6. THE SCARES MAY CHANGE ACCORDING TO YOUR RESPONSE.
At ScareHouse, “if a group comes in that’s not jumping at all, the actors will abandon any dialogue and go right to startle scares,” Kerr says. In other words, plot goes out the window, while the basic physiological triggers come back into play.
On the other hand, if people who seem too scared, the actors will take it in a more comedic direction. Armstrong at Netherworld agrees: “If someone is too scared we train our actors to back off … We want them to have nightmares for a week, not the rest of their lives!”
According to general manager D. Brandon LeJeune, the goal at House of Torment in Austin is "to scare first and foremost, but when that doesn't work out, we fall back to entertaining. Groups are instructed before entering the attraction that if they are too scared to continue, they can inform a monster and they will be escorted out. This happens on a very regular basis.”
Hollaman, however, says her actors aren’t supposed to improv very much. They might have to make some of their scares shorter or longer, but basically need to stick to the script.
7. SIMPLE IS BETTER.
Not every scary setup works. Around 2009, ScareHouse created a haunted house built around a detailed universe with good soldiers fighting an evil overlord. Visitors were supposed to be able to choose sides, but people didn’t get it.
“The complexity of the story didn’t allow people to go into primal, no-thinking scare mode. That was a lesson in how simple is better—narrative thread good, narrative cobwebs bad,” Kerr says. Or as Harper puts it, “a little bit of narrative goes a long way."
8. THEY PRODUCE A NATURAL HIGH.
Kerr says there can be surprising benefits to visiting a haunted house. For some, they induce a kind of natural high. “The adrenaline, the dopamine, the endorphins that course through your body—the scary material is just a trigger for that kind of response with some people,” Kerr says.
Others seem to enjoy haunted houses because they genuinely like scary material. “Some people have a positive response to a negative picture,” Kerr explains, “and there’s not necessarily a pathology behind that.” The reasons behind such responses are complex. “It could be because some people have linked scary stuff with the feel-good endorphins, so the negative image takes on a positive feeling.”

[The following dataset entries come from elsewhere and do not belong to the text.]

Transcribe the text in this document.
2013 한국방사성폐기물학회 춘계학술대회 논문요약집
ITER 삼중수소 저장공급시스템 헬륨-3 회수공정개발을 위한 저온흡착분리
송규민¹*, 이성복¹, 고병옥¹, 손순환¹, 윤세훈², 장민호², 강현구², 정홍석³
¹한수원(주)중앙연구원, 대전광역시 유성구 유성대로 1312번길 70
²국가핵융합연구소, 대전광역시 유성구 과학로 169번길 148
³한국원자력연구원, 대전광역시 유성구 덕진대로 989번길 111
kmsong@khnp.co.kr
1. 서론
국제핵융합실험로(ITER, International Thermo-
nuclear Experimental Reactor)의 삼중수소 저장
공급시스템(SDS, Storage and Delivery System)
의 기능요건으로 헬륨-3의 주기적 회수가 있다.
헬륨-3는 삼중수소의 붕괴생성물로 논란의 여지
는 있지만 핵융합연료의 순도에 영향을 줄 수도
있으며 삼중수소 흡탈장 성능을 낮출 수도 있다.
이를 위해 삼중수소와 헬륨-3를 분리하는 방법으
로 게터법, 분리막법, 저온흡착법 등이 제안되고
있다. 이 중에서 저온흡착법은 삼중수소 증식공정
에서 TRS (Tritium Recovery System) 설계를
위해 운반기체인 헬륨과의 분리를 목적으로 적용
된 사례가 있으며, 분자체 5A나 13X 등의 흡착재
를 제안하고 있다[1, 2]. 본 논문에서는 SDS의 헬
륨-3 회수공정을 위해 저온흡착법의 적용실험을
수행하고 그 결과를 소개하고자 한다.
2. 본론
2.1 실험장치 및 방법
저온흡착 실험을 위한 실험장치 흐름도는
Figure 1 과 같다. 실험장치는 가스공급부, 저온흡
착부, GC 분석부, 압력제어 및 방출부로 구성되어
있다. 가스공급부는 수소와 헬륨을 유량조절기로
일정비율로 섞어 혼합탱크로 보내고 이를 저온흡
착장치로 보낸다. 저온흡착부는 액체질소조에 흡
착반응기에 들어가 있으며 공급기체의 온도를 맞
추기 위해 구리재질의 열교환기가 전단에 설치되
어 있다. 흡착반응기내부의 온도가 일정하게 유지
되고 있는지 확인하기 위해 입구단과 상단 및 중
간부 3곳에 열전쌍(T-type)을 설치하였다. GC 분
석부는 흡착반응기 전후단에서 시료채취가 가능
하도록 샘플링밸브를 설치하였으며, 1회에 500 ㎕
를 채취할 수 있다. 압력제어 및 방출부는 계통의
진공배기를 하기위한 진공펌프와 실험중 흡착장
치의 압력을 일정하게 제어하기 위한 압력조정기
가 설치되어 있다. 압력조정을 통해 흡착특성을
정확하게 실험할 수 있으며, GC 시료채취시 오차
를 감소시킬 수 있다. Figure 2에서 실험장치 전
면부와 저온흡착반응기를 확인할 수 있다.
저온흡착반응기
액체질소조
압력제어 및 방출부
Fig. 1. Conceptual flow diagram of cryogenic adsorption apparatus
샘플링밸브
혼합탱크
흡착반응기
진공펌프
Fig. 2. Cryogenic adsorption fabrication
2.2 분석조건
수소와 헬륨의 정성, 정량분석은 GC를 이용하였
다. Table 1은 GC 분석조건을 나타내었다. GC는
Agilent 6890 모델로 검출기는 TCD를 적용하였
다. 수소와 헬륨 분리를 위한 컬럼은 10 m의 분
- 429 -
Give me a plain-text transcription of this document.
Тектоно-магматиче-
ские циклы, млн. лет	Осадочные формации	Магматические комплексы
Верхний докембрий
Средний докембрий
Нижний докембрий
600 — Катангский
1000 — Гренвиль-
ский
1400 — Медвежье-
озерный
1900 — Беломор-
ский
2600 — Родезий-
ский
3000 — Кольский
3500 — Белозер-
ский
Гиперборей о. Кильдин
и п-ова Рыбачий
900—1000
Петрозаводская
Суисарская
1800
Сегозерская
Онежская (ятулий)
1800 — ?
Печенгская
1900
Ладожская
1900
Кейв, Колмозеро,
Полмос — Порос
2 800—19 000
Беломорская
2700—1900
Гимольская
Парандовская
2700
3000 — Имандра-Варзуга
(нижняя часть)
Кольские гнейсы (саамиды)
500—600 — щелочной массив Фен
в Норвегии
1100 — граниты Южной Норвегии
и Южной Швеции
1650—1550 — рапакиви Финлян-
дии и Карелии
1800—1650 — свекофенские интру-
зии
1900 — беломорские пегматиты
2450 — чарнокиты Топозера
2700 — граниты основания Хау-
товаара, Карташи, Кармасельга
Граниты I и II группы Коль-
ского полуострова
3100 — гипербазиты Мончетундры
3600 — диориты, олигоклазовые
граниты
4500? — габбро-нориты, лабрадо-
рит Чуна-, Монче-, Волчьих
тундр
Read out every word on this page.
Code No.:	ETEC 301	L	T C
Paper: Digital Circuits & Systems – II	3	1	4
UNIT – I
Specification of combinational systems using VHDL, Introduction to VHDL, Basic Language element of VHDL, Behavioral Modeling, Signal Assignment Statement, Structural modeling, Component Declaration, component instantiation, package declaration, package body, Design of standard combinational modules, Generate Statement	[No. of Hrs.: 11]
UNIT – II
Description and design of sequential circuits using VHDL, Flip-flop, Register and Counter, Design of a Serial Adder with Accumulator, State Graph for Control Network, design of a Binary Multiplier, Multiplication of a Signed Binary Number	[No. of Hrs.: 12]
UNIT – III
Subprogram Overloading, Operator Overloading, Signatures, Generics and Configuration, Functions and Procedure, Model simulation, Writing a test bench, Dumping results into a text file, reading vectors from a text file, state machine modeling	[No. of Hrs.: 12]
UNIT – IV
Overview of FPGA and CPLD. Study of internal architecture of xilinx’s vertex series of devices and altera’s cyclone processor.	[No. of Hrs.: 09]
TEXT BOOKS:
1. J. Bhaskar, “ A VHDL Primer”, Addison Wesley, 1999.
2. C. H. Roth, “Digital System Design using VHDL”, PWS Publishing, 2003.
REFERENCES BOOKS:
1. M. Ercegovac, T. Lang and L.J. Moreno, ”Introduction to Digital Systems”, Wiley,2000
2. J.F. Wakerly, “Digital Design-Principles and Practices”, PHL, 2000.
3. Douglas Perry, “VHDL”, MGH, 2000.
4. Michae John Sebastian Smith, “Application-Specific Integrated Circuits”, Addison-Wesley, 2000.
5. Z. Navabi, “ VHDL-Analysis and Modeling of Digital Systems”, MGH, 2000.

And some people, like Kerr herself, go to haunted houses as a way to enforce feelings of competency. Going through a set of thrilling experiences can be a safe way to challenge oneself and emerge feeling great. “It’s a confidence boost,” Kerr says. She actively seeks out safe-but-scary experiences on days when she’s feeling low.
9. THEY MAY GET US CLOSER TO OUR ANCESTORS.
Humans evolved in environments in which they were facing constant physical threat. For a lot of us, life is significantly more cushy now. That could mean we’re missing out on dangerous but potentially exhilarating experiences our ancestors were more familiar with, whether that’s running from a bear or fighting a battle.
“For many Americans, their emotional expressions on a day-to-day basis are very narrow,” Kerr says. “We’re not having many highs or lows. We’re living a more restricted emotional life. I think that’s why we go out to scary movies and haunted houses—we evolved to have this massive range of emotional experiences, and we still want them." In other words, haunted houses might just be a way to recapture the sense of thrill our foremothers and forefathers knew—but instead of ending up as a snack for a wild animal, we can go off laughing into the night.